The "fairness doctrine" had been lifted from broadcasters, and scalding political talk radio had flourished.

Cable television brought cable news networks and more hot-tempered, one-sided partisan gab. Fox, MSNBC and CNN have today become emblematic redoubts of political tribes.

Newspapers added more "voice," too, especially in online offerings, and loosened standards for anonymous sourcing.

And everywhere, with Trump's arrival, longstanding hesitations about labeling statements "lies" or "falsehoods" were discarded.

Note that Gallup's survey didn't ask respondents particularly about newspaper opinion pages or TV commentators. They were asked whether they trusted "reporting [of] the news."

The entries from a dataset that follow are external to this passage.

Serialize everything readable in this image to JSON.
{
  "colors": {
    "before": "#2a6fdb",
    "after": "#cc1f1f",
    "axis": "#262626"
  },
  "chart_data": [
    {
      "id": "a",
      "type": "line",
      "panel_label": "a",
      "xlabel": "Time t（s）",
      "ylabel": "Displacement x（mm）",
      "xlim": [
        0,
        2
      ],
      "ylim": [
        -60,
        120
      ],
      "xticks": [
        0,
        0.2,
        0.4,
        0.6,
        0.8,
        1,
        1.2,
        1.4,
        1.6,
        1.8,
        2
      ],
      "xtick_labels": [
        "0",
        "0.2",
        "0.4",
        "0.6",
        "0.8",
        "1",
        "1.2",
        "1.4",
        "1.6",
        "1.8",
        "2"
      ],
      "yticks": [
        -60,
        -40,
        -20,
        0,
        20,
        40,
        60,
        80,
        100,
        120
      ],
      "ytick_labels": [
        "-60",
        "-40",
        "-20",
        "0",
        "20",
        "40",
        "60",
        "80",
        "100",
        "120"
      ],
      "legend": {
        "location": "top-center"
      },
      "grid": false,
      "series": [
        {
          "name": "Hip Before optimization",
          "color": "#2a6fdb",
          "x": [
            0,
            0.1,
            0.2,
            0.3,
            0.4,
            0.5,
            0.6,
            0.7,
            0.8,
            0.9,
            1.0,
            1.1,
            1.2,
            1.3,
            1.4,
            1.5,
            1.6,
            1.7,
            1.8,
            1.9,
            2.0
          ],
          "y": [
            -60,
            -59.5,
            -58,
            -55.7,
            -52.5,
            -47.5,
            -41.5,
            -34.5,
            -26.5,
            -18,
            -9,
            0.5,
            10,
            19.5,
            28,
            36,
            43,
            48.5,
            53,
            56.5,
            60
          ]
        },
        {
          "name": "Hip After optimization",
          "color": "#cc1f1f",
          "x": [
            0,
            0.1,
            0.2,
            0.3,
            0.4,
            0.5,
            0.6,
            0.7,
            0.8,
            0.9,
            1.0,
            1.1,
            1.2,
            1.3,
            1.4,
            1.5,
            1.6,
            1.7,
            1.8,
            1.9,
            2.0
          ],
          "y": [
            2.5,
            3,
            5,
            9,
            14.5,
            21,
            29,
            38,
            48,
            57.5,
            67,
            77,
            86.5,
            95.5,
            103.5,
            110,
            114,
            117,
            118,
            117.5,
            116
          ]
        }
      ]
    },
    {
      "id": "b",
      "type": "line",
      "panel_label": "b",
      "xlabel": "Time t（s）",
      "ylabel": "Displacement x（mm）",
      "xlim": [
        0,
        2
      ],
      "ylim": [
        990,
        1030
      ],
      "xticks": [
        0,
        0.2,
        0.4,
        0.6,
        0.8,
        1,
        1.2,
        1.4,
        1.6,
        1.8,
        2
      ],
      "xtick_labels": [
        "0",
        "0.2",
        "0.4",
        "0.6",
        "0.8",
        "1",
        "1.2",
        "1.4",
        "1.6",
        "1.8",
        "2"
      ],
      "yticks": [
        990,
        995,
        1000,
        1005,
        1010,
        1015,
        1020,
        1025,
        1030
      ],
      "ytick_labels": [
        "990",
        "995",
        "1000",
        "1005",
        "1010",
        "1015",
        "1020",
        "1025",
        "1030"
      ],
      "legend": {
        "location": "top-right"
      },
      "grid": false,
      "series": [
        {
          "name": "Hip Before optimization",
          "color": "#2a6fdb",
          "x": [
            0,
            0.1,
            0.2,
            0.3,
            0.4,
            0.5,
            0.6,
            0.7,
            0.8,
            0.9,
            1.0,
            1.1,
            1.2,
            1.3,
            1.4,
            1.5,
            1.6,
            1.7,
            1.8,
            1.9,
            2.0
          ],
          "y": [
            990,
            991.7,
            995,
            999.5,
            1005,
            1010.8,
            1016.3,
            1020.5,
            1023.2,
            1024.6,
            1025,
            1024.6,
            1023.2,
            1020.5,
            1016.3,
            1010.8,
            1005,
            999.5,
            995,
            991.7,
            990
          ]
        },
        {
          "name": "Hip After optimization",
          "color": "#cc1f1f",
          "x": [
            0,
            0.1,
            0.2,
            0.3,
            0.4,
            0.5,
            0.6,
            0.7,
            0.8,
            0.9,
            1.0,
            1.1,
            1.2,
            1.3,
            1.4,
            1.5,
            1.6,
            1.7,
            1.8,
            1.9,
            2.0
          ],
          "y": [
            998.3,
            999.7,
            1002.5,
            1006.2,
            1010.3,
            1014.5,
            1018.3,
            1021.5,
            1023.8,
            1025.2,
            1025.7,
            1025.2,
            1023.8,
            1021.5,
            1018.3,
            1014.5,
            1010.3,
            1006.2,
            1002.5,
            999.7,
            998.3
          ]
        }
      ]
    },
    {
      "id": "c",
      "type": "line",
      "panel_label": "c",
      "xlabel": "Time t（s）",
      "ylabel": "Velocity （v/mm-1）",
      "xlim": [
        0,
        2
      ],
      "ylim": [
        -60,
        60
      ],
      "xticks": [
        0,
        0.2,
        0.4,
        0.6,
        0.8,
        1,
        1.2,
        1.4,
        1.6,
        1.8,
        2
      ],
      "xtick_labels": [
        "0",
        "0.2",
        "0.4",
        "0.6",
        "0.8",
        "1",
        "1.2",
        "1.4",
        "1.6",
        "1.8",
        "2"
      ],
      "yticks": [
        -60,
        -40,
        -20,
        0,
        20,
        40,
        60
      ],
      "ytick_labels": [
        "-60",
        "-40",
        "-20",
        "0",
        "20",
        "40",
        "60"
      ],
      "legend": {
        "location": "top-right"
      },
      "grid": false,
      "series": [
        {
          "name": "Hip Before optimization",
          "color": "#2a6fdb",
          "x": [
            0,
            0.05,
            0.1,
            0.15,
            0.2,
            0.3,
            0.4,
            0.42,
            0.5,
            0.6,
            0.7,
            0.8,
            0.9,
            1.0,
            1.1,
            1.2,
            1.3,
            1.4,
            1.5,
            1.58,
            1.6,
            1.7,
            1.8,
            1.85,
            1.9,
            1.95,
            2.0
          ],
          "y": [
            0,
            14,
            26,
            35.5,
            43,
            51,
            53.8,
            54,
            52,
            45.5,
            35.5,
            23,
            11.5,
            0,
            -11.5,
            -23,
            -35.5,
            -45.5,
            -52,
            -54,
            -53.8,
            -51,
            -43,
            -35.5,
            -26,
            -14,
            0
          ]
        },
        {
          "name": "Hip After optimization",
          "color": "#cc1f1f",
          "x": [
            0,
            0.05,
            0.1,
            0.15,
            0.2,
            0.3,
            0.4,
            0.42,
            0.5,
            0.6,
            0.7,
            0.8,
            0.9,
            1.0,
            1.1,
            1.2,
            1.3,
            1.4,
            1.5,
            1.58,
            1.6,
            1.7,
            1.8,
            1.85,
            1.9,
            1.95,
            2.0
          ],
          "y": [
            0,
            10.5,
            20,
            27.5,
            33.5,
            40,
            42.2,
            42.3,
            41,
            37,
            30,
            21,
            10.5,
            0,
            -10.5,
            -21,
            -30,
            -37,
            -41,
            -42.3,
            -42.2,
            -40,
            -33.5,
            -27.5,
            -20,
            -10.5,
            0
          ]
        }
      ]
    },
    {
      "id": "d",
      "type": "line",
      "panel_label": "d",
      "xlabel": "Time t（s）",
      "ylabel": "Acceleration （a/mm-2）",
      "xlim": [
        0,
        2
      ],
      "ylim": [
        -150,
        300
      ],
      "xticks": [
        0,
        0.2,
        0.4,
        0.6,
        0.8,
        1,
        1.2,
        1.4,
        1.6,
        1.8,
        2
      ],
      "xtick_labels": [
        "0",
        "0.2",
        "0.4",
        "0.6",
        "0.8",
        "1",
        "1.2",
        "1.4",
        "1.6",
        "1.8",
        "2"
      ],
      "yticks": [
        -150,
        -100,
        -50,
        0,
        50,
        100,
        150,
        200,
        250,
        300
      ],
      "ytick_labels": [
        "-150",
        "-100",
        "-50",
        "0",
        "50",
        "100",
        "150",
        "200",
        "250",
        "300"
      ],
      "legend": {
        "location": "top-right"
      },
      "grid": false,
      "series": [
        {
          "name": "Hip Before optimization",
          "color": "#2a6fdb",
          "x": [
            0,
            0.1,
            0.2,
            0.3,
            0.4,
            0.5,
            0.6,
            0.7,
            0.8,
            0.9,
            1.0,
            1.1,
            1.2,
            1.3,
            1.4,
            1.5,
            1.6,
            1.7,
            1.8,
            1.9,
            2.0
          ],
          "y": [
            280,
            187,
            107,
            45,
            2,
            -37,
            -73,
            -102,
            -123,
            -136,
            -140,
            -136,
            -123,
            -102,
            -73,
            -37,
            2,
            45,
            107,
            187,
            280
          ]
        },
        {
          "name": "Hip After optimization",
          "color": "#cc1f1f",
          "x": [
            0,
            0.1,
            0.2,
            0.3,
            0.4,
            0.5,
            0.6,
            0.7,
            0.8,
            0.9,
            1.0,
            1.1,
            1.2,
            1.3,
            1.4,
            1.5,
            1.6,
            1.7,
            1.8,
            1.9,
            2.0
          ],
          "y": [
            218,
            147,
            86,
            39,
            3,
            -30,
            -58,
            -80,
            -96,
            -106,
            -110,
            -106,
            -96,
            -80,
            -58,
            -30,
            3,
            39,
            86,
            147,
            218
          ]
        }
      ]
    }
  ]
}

Many pressures driving media trends are economic and technological. Newspapers were born as political party organs, the "partisan press." The news "business" began as a kind of sideline — selling ads to defray costs. But in time, shrewd publishers realized that by jettisoning one-sided bias they could appeal to a broader slice of the population, dominate local markets, and sell more papers and more ads. And so the professional, evenhanded press arose, not least as a business plan.

In recent decades, the internet finished the job of flooding the modern information marketplace with so many voices and sources that the historic mass-market business model for news has, well, changed. News providers may be discovering a path to survival in resurrecting the older "partisan" model — fragmenting the market and giving smaller audiences the precise flavor of content they prefer.

And of course Trump is the perfect subject matter for nuance-free news.

The partisan trust gap Gallup found for the traditional media may simply be a symptom of this economic process. Impartial journalism may be what the public truly needs, but not what the modern marketplace rewards any more.

Consider that an August Gallup survey shows that Americans' trust in internet news has risen from 25% in 1998 to 40% today. But that's still far below trust levels for local TV news (74%) or local newspapers (67%).

The awkward thing is that the internet is the only source that has seen dramatic increases in regular use over the past two decades. Its use every day or several times a week has rocketed from 12% of adults in 1998 to 64% today. Meanwhile, the best trusted sources (local TV news and local newspapers) have seen regular use fall sharply — by more than half in the case of newspapers (though use of newspapers' and stations' online sites mitigate these declines).

Undoubtedly, a generational effect is at work here, with younger adults relying on internet news far more heavily than their elders.

But one fears this is simply another trend leading toward more and more Americans having less trust than they used to in the news sources they use the most.